Overall pattern of Bahai expansion. A distinctive Bahai community may be said to have come into being during the 1860s and 1870s following the open rupture between the leaders of the Babi movement. Mīrzā Ḥosayn-ʿAlī Nūrī Bahāʾ-Allāh (1817-92) had already begun to successfully reanimate and coordinate the various Babi communities in Iran and Iraq. When he laid claim to be the promised one of Babism (1866), his message was widely accepted. Most Babis became Bahais, only a minority siding with Bahāʾ-Allāh’s half brother, Ṣobḥ-e Azal (see azali babism).
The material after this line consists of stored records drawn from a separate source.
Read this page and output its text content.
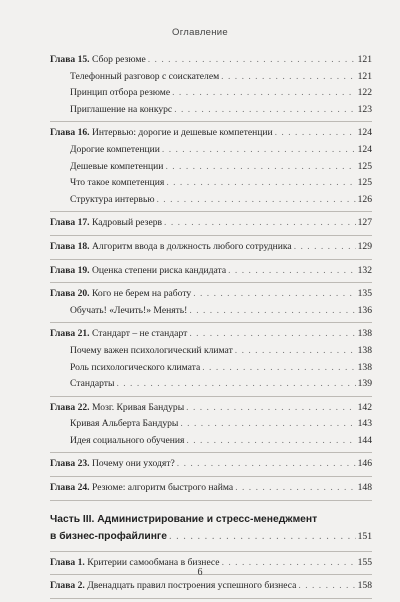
Оглавление
Глава 15. Сбор резюме . . .	121
Телефонный разговор с соискателем . . .	121
Принцип отбора резюме . . .	122
Приглашение на конкурс . . .	123
Глава 16. Интервью: дорогие и дешевые компетенции . . .	124
Дорогие компетенции . . .	124
Дешевые компетенции . . .	125
Что такое компетенция . . .	125
Структура интервью . . .	126
Глава 17. Кадровый резерв . . .	127
Глава 18. Алгоритм ввода в должность любого сотрудника . . .	129
Глава 19. Оценка степени риска кандидата . . .	132
Глава 20. Кого не берем на работу . . .	135
Обучать! «Лечить!» Менять! . . .	136
Глава 21. Стандарт – не стандарт . . .	138
Почему важен психологический климат . . .	138
Роль психологического климата . . .	138
Стандарты . . .	139
Глава 22. Мозг. Кривая Бандуры . . .	142
Кривая Альберта Бандуры . . .	143
Идея социального обучения . . .	144
Глава 23. Почему они уходят? . . .	146
Глава 24. Резюме: алгоритм быстрого найма . . .	148
Часть III. Администрирование и стресс-менеджмент
в бизнес-профайлинге . . .	151
Глава 1. Критерии самообмана в бизнесе . . .	155
Глава 2. Двенадцать правил построения успешного бизнеса . . .	158
6
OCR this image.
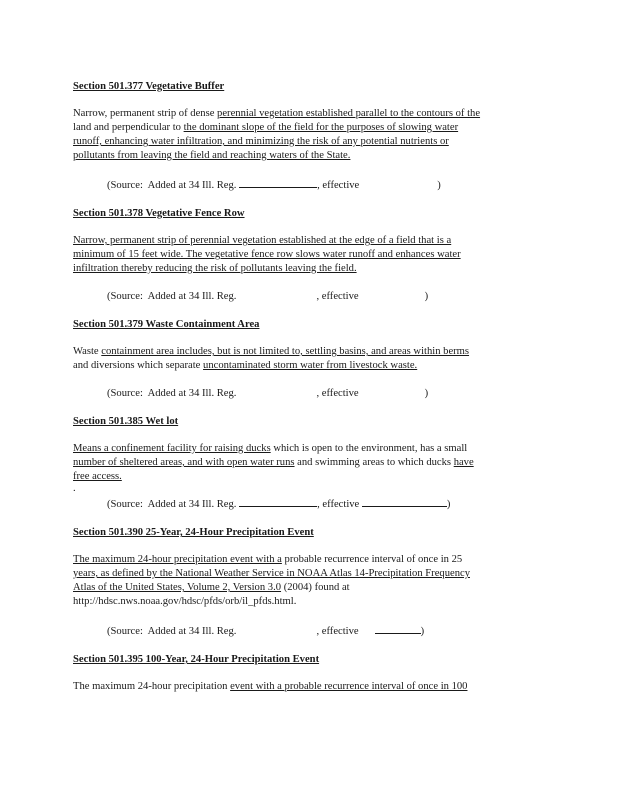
Section 501.377 Vegetative Buffer

Narrow, permanent strip of dense perennial vegetation established parallel to the contours of the
land and perpendicular to the dominant slope of the field for the purposes of slowing water
runoff, enhancing water infiltration, and minimizing the risk of any potential nutrients or
pollutants from leaving the field and reaching waters of the State.

(Source:  Added at 34 Ill. Reg.	, effective	)

Section 501.378 Vegetative Fence Row

Narrow, permanent strip of perennial vegetation established at the edge of a field that is a
minimum of 15 feet wide. The vegetative fence row slows water runoff and enhances water
infiltration thereby reducing the risk of pollutants leaving the field.

(Source:  Added at 34 Ill. Reg.	, effective	)

Section 501.379 Waste Containment Area

Waste containment area includes, but is not limited to, settling basins, and areas within berms
and diversions which separate uncontaminated storm water from livestock waste.

(Source:  Added at 34 Ill. Reg.	, effective	)

Section 501.385 Wet lot

Means a confinement facility for raising ducks which is open to the environment, has a small
number of sheltered areas, and with open water runs and swimming areas to which ducks have
free access.

.

(Source:  Added at 34 Ill. Reg.	, effective	)

Section 501.390 25-Year, 24-Hour Precipitation Event

The maximum 24-hour precipitation event with a probable recurrence interval of once in 25
years, as defined by the National Weather Service in NOAA Atlas 14-Precipitation Frequency
Atlas of the United States, Volume 2, Version 3.0 (2004) found at
http://hdsc.nws.noaa.gov/hdsc/pfds/orb/il_pfds.html.

(Source:  Added at 34 Ill. Reg.	, effective	)

Section 501.395 100-Year, 24-Hour Precipitation Event

The maximum 24-hour precipitation event with a probable recurrence interval of once in 100
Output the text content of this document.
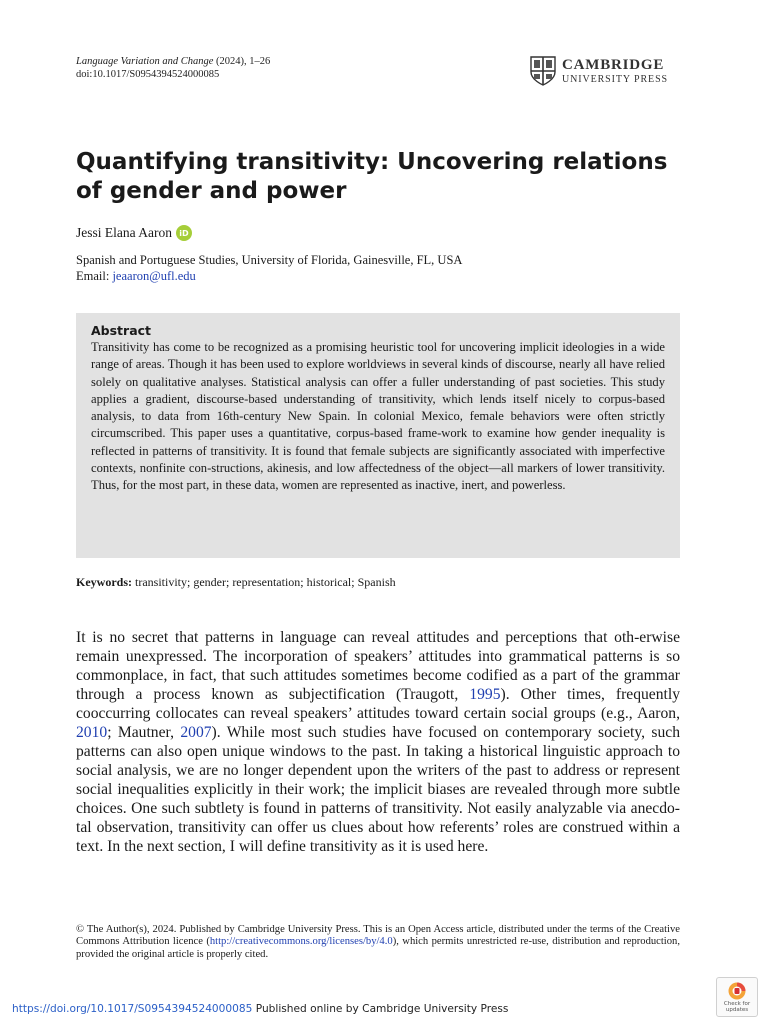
Language Variation and Change (2024), 1–26
doi:10.1017/S0954394524000085
CAMBRIDGE
UNIVERSITY PRESS
Quantifying transitivity: Uncovering relations of gender and power
Jessi Elana Aaron iD
Spanish and Portuguese Studies, University of Florida, Gainesville, FL, USA
Email: jeaaron@ufl.edu
Abstract

Transitivity has come to be recognized as a promising heuristic tool for uncovering implicit ideologies in a wide range of areas. Though it has been used to explore worldviews in several kinds of discourse, nearly all have relied solely on qualitative analyses. Statistical analysis can offer a fuller understanding of past societies. This study applies a gradient, discourse-based understanding of transitivity, which lends itself nicely to corpus-based analysis, to data from 16th-century New Spain. In colonial Mexico, female behaviors were often strictly circumscribed. This paper uses a quantitative, corpus-based frame-work to examine how gender inequality is reflected in patterns of transitivity. It is found that female subjects are significantly associated with imperfective contexts, nonfinite con-structions, akinesis, and low affectedness of the object—all markers of lower transitivity. Thus, for the most part, in these data, women are represented as inactive, inert, and powerless.

Keywords: transitivity; gender; representation; historical; Spanish

It is no secret that patterns in language can reveal attitudes and perceptions that oth-erwise remain unexpressed. The incorporation of speakers’ attitudes into grammatical patterns is so commonplace, in fact, that such attitudes sometimes become codified as a part of the grammar through a process known as subjectification (Traugott, 1995). Other times, frequently cooccurring collocates can reveal speakers’ attitudes toward certain social groups (e.g., Aaron, 2010; Mautner, 2007). While most such studies have focused on contemporary society, such patterns can also open unique windows to the past. In taking a historical linguistic approach to social analysis, we are no longer dependent upon the writers of the past to address or represent social inequalities explicitly in their work; the implicit biases are revealed through more subtle choices. One such subtlety is found in patterns of transitivity. Not easily analyzable via anecdo-tal observation, transitivity can offer us clues about how referents’ roles are construed within a text. In the next section, I will define transitivity as it is used here.

© The Author(s), 2024. Published by Cambridge University Press. This is an Open Access article, distributed under the terms of the Creative Commons Attribution licence (http://creativecommons.org/licenses/by/4.0), which permits unrestricted re-use, distribution and reproduction, provided the original article is properly cited.

https://doi.org/10.1017/S0954394524000085 Published online by Cambridge University Press	Check for
updates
Well coordinated, the emerging Iranian Bahai community possessed considerable dynamism. Successful missionary activity was soon undertaken, not only amongst Iran’s Shiʿite majority, but also amongst the Jewish and Zoroastrian minorities (from the 1880s). Further afield, small Bahai communities were established in Turkey, Syria, Egypt, India, and Asiatic Russia, mostly amongst expatriate Iranians.

Bahai expansion beyond the Middle East and the Iranian diaspora only began after the passing of Bahāʾ-Allāh (1892) and the succession of his son, ʿAbd-al-Bahāʾ (1844-1921), as leader. In the 1890s, an active community developed in North America, Americans in turn establishing Bahai groups in England, France, Germany, Hawaii, and Japan. Groups were also later established in Australia and New Zealand. Western Bahais also traveled widely in the Middle East, India, and Latin America, significantly contributing to the sense of the world community among the Bahais.

Plans for a systematic global expansion of the Bahai religion had been outlined by ʿAbd-al-Bahāʾ, most clearly in his Tablets of the Divine Plan (1916-17). However, it was only under the leadership of his grandson, Shoghi Effendi Rabbānī (1897-1957), that such plans were actually implemented on any large scale. Devoting the early years of his ministry to consolidating and standardizing the system of Bahai administration (1922-early 1930s), Shoghi Effendi then employed this administration as a means of securing systematic expansion, at first only in selected countries, through a series of national and regional Bahai plans (1937-53), and then globally in an international Ten Year Crusade (1953-63). This approach has been continued since Shoghi Effendi’s death (1957), with a series of Nine, Five, Seven, and Six Year Plans (1964-73; 1974-79; 1979-86; 1986-92). The resultant expansion has led to Bahai communities being established in most countries of the world.

Expansion and distribution. Some indication of the extent of Bahai expansion can be gained from the statistics in Table 13. These figures indicate a slow rate of expansion during the 1928-52 period, rapid growth only occurring after 1952 and the introduction of international teaching plans. Other indices of expansion include the growth in the number of languages in which Bahai literature is produced, from 8 or so in 1928, to 70 in 1953, and 757 in 1986, and in the number of tribal and ethnic groups represented in the community, from 42 in 1952 to over 2,100 in 1986 (see Baháʾí World II, pp. 193-210; XII, pp. 775-827); Shoghi Effendi, The Bahaʾi Faith, 1844-1952; and Universal House of Justice, Department of Statistics, The Seven Year Plan, Statistical Report, Riḍván 1986).